Her musings led to research on other animals facing extinction, which led her to the Livestock Conservancy and its mission to preserve critically endangered or threatened breeds. She had raised ducks and chickens in the past, so she figured it couldn’t be that hard.
Her farm started as a traditional Angus and Hereford cow-calf operation, Walder said.
Further research led her to select the Royal Palm turkey breed, a largely white bird with bands of metallic black. Royal Palms can fly to escape predators, but they don’t fly away, she said.
“They like human company,” she said. “They’re never aggressive.”
Waldner’s turkey venture has required some trial and error.
She had to start again after a mink wriggled into the pen and killed all but one tom. She had designed her pen considering the threats of raccoons, skunks and larger predators.

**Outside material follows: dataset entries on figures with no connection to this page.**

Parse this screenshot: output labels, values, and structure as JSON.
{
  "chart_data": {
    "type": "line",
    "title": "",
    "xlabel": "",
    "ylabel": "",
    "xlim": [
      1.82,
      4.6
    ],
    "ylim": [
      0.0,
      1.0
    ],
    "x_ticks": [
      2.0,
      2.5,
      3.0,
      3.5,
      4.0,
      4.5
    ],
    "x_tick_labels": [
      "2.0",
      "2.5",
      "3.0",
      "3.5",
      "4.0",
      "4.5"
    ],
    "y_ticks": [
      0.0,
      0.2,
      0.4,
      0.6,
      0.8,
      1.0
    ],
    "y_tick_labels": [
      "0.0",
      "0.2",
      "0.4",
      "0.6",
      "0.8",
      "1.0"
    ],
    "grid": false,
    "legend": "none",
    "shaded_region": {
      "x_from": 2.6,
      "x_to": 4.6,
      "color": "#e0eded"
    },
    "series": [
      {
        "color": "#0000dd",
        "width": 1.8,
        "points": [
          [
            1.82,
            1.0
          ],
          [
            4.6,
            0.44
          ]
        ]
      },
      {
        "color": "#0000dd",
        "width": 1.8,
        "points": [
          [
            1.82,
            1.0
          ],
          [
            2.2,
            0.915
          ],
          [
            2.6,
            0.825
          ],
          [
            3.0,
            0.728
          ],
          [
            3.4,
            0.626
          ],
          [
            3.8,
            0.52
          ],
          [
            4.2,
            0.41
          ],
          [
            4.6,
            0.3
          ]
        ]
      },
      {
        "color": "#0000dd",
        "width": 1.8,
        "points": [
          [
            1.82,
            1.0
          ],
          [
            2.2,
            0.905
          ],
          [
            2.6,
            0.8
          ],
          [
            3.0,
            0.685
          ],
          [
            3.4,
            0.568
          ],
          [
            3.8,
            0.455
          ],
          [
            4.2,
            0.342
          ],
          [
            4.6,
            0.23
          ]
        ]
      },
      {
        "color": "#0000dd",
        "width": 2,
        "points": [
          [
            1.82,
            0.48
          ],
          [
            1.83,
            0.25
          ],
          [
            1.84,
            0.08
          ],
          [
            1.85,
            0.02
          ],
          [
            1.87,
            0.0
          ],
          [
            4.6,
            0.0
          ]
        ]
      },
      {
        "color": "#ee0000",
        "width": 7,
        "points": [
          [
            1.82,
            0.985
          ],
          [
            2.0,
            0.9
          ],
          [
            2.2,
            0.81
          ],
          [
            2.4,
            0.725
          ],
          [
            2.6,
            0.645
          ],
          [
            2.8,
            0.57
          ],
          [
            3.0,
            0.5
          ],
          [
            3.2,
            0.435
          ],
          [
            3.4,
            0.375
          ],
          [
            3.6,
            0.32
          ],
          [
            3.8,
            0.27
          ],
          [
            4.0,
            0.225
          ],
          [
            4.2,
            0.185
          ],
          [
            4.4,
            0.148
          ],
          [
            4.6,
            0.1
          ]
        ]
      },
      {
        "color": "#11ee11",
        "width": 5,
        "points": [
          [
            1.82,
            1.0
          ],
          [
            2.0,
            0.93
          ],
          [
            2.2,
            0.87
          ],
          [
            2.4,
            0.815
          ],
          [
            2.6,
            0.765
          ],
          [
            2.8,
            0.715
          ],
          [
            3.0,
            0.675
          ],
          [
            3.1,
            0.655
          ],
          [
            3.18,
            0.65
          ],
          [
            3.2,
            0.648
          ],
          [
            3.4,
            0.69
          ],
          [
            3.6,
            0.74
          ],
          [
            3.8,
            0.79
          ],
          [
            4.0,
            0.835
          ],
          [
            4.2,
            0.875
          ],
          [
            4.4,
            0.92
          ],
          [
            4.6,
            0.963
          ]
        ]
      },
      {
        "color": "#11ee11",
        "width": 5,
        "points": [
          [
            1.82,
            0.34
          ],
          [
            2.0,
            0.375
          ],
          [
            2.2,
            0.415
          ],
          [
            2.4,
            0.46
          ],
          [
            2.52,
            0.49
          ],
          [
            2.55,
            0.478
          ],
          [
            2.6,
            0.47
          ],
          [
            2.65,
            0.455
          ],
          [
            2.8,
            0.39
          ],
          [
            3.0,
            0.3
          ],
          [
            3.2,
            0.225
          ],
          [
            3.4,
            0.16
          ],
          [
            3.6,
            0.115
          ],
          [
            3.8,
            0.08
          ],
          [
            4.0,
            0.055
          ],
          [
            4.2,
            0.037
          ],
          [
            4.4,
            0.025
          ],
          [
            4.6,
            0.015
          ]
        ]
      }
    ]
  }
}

“I didn’t think about a mink,” Waldner said. “I need the smallest little squares of wire everywhere.”
She started with heritage turkeys but has since expanded to include Heritage Shorthorn beef, Coon Coon pigs, Orpington ducks, Pilgrim geese and Meishan pigs, which she said “are so ugly they’re cute.”
Her plan is to raise two types of each species, such as two different types of ducks, with a count of 20 ducks total. Currently, her turkey poults stay in her kitchen until old enough to go outside.
Sales from her 120-head cattle operation stabilize her income, and she said people are willing to pay more for slow-growing breeds, although the market isn’t necessarily local to her region of South Dakota.
“If you want to sell and buy your animals, you have to travel,” Waldner said. She typically visits North Dakota and sites in the West River region of South Dakota.
As for why she bothers raising such labor-intensive turkeys and other animals, Waldner said it is part of her small role in creating a better world by protecting species that may be in danger.
“Kids won’t see as many species as we have now if we don’t keep them alive,” she said. “Once that breed is gone, they’re gone and gone forever.”
She hopes that more farmers will see the intrinsic value of raising heritage breeds.
“You have to ignore the negative people and keep going with mindset of ‘they’ll learn,’ or they won’t, and you’ll go on agreeing to disagree,” she said. “If humans don’t do something, nature is probably not going to help.”